As real estate developers reduce land purchases, local government land revenues will decrease. This could in turn affect the operation of local governments' financing vehicles and restrict credit growth of public sector entities.

Also, stagnant real estate activity could dampen the revenue growth and credit expansion of the industrial sector overall, given that real estate development is closely linked to numerous sectors such as building materials and furniture.

Therefore, implementing a series of measures to promote debt restructuring of the real estate sector will not only stabilize the housing market, but help safeguard systemic stability of macroeconomic and financial conditions.
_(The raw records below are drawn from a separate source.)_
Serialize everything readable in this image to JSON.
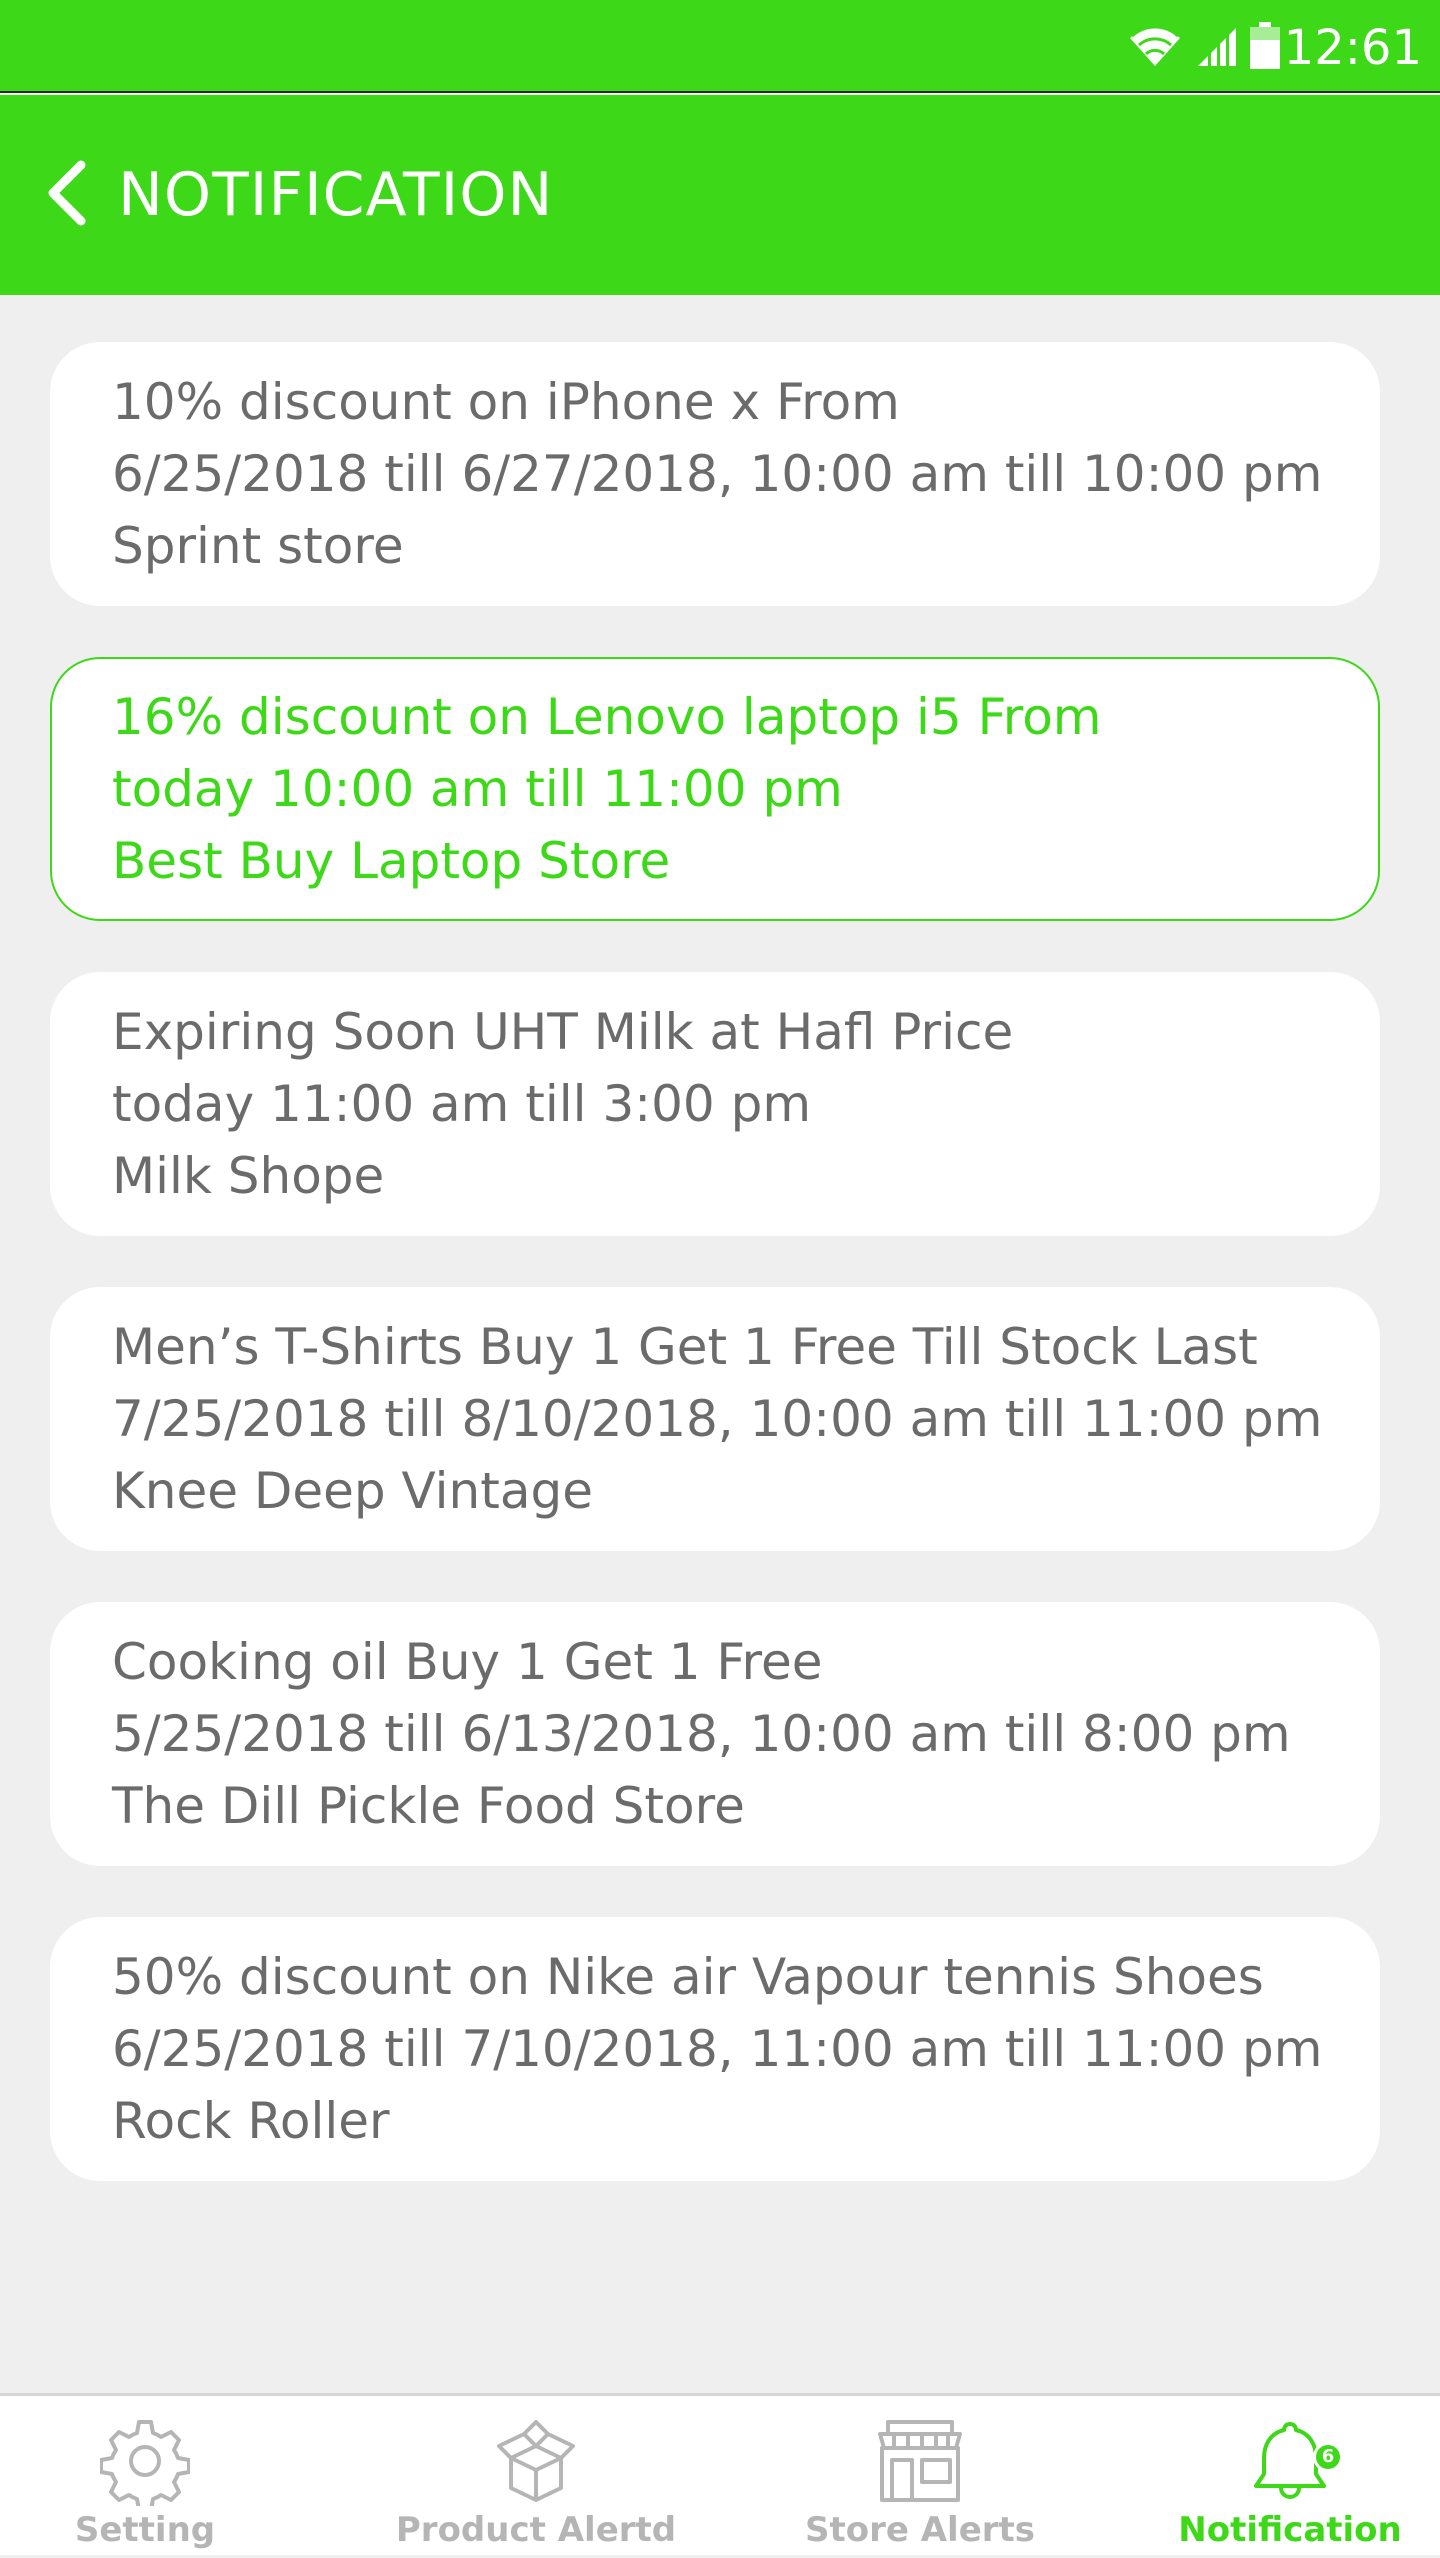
{
  "status_bar": {
    "time": "12:61",
    "icons": [
      "wifi-icon",
      "signal-icon",
      "battery-icon"
    ]
  },
  "app_bar": {
    "title": "NOTIFICATION",
    "back_icon": "chevron-left-icon"
  },
  "notifications": [
    {
      "title": "10% discount on iPhone x From",
      "time": "6/25/2018 till 6/27/2018, 10:00 am till 10:00 pm",
      "store": "Sprint store",
      "highlighted": false
    },
    {
      "title": "16% discount on Lenovo laptop i5 From",
      "time": "today 10:00 am till 11:00 pm",
      "store": "Best Buy Laptop Store",
      "highlighted": true
    },
    {
      "title": "Expiring Soon UHT Milk at Hafl Price",
      "time": "today 11:00 am till 3:00 pm",
      "store": "Milk Shope",
      "highlighted": false
    },
    {
      "title": "Men’s T-Shirts Buy 1 Get 1 Free Till Stock Last",
      "time": "7/25/2018 till 8/10/2018, 10:00 am till 11:00 pm",
      "store": "Knee Deep Vintage",
      "highlighted": false
    },
    {
      "title": "Cooking oil Buy 1 Get 1 Free",
      "time": "5/25/2018 till 6/13/2018, 10:00 am till 8:00 pm",
      "store": "The Dill Pickle Food Store",
      "highlighted": false
    },
    {
      "title": "50% discount on Nike air Vapour tennis Shoes",
      "time": "6/25/2018 till 7/10/2018, 11:00 am till 11:00 pm",
      "store": "Rock Roller",
      "highlighted": false
    }
  ],
  "tabs": [
    {
      "label": "Setting",
      "icon": "gear-icon",
      "active": false
    },
    {
      "label": "Product Alertd",
      "icon": "box-icon",
      "active": false
    },
    {
      "label": "Store Alerts",
      "icon": "store-icon",
      "active": false
    },
    {
      "label": "Notification",
      "icon": "bell-icon",
      "active": true,
      "badge": "6"
    }
  ],
  "colors": {
    "accent": "#3dd817",
    "text_muted": "#6b6b6b",
    "tab_inactive": "#b5b5b5",
    "background": "#efefef"
  }
}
Specifically, it is advisable to promote market-oriented reform of mortgage rates, which will reduce repayment burdens of households and stabilize demand for the purchase of new homes. This will in turn help prevent a sharp decline in developers' property sales, stabilize their cash flow and sustain their debt repayment ability.

Also, it would be wise to establish a securitization mechanism to make better use of real estate developers' assets that barely generate returns but carry debt burdens.

Under such a mechanism, developers are allowed to change the usage of such assets into quasi-public housing projects. Financial institutions purchase these housing projects and securitize them into real estate investment trusts, or REITs, whose interest rates are subsidized by fiscal funds to make the products appealing to investors.

Such a mechanism has the potential to both ease debt pressures facing real estate developers and boost the public housing supply to better accommodate low and middle-income groups.

The views don't necessarily reflect those of China Daily.

The writer is a nonresident senior fellow of the China Finance 40 Forum, a Chinese think tank, and deputy director of the Chinese Academy of Social Sciences' Institute of World Economics and Politics.